世界史上最も偉大な劇作家W.シェイクスピアのラスト・メッセージ
主演:ヘレン・ミレン『クィーン』
監督:ジュリー・テイモア『ライオンキング』『タイタス』
東北新社配給『テンペスト』が6月11日(土)、TOHOシネマズシャンテ他にて全国順次公開することが決定しました。本作品は世界的劇作家W.シェイクスピア最後の作品かつ、最高傑作といわれる「テンペスト」を、400年を迎える2011年、その『テンペスト』が天才演出家ジュリー・テイモアと“デイム”の称号を得る名女優ヘレン・ミレンによって、完全かつ新たな姿で甦らせた作品です。
公開を前に、主演女優のヘレン・ミレンと、ジュリー・テイモア監督より日本への敬意と、未来への祈りを込めたメッセージが届きました。


●ヘレン・ミレンから日本へのメッセージ
非常に困難なこの試練の時における日本の方々の勇気と気高さに、私がどれほど深く心を動かされているかをお伝えしたいと思います。困難極まりないときにこそ、人間の本質が現れるものです。世界中が日本の方々の大きな苦しみを、深い悲しみをもって見守っていますが、同時にこれほど深遠な精神の崇高さを示す国民とその文化への尊敬の念は、日ごとに増すばかりです。
私はこれまでのキャリアの中で、シェイクスピア劇を数多く演じてきましたが、彼は人生というもののあらゆる様相を理解していました。以下は映画『テンペスト』の中で、私が演じるプロスペラの言葉の1つです。人生やこの世の無常を表現しているものです。
余興はもう終わりだ。
今の役者たちは、さっきも言ったように、みな妖精だ、そしてもう空気に溶けてしまった、希薄な空気に。

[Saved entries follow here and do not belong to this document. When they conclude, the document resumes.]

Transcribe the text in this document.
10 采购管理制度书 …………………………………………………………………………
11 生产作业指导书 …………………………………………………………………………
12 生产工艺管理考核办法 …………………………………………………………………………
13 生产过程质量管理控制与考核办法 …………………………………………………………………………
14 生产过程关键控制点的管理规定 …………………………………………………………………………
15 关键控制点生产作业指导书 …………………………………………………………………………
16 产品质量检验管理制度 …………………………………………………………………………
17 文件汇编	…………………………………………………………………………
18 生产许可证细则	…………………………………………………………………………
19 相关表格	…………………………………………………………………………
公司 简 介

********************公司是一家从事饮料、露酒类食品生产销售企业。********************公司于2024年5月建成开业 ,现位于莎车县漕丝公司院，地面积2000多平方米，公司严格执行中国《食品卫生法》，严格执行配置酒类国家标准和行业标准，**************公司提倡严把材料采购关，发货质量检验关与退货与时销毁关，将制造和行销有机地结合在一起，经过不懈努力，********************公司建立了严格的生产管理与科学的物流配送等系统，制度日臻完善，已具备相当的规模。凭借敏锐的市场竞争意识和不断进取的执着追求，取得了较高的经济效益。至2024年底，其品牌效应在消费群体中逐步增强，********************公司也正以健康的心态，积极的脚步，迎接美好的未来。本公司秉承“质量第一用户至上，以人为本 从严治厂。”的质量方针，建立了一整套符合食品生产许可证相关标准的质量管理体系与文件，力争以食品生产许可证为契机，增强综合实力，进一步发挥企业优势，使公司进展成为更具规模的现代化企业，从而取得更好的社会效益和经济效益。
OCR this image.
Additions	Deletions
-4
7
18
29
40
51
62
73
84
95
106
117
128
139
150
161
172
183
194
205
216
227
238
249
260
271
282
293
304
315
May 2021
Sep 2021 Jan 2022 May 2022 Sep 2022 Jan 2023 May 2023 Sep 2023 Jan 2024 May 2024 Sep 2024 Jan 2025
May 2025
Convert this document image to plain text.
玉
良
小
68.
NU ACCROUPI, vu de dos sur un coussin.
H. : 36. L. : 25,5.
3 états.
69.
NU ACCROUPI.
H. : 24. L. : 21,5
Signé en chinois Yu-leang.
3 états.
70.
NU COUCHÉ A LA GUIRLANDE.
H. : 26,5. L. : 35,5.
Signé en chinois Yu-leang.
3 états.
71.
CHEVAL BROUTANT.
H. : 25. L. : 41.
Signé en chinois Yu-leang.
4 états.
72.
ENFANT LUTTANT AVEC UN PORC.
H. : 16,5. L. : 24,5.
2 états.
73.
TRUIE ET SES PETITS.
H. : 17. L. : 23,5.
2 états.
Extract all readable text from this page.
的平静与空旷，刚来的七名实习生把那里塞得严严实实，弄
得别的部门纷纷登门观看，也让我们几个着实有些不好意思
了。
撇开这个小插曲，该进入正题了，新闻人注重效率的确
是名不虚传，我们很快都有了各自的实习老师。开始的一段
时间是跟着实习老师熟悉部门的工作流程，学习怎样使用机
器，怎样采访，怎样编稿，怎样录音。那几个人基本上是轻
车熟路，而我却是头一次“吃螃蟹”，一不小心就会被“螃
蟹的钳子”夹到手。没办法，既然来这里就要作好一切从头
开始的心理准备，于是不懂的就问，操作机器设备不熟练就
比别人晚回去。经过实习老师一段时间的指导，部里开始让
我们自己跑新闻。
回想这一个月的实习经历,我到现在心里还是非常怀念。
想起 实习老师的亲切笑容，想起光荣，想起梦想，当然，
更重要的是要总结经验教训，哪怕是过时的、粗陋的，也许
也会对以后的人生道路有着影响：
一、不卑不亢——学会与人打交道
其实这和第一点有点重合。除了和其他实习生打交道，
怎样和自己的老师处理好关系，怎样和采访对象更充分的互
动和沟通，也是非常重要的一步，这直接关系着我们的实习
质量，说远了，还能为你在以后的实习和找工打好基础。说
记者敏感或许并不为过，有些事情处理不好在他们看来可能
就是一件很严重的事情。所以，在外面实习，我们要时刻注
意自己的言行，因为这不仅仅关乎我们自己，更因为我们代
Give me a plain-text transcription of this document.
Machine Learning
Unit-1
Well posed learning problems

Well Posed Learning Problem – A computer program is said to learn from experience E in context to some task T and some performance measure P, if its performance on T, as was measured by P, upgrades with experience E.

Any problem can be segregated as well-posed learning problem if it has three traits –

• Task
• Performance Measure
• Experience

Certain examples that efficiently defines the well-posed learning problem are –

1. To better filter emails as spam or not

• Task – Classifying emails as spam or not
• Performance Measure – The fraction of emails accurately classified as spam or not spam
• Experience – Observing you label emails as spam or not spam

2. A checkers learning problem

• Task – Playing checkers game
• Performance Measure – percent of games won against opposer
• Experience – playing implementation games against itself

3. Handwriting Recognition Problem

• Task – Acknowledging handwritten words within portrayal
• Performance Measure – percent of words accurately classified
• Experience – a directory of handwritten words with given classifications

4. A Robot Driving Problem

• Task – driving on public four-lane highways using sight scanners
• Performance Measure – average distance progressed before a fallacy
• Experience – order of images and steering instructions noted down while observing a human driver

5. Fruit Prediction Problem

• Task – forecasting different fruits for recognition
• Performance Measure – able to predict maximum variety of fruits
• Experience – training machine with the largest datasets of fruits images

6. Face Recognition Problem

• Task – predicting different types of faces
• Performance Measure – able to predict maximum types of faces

だが礎(いしずえ)を欠く今の幻影と同じように、雲を頂く高い塔、豪華な宮殿、荘厳な寺院、巨大な地球そのものも、そうとも、この地上のありとあらゆるものはやがて融け去り、あの実体のない仮面劇がはかなく消えていたように、あとにはひとすじの雲も残らない。
我々は夢と同じ糸で織り上げられている。
ささやかな一生をしめくくるのは眠りなのだ。
(ウィリアム・シェイクスピア「テンペスト」の一節/訳:松岡和子)
日本の方々はこの言葉を、今、誰よりも深く理解されるに違いありません。世界中の人々が愛と哀悼の意を捧げています。
そして日本が強さと勇気と未来への決意をもって、この悲劇を乗り越えられることを確信しております。
ヘレン・ミレン
(ヘレン・ミレンさんが引用したのは、『テンペスト』の主人公が、娘とその恋人の婚約を祝って妖精たちに演じさせた豪華絢爛な夢幻劇の終わりに言う台詞の一部です。幻が消えるのは当たり前ですが、シェイクスピアは、不動堅固に見えるものも実ははかなさにおいては幻に等しいと言っています。ミレンさんは、私たち日本人がこのたびの震災でそれを実感したことを思いやり、その実感を出発点として未来へ向かうだろうと励ましてくれています。 松岡和子/翻訳家)
●ヘレン・ミレン プロフィール
1945年7月26日、ロンドンで、亡命ロシア貴族の父とイギリス人の母のもとに生まれる。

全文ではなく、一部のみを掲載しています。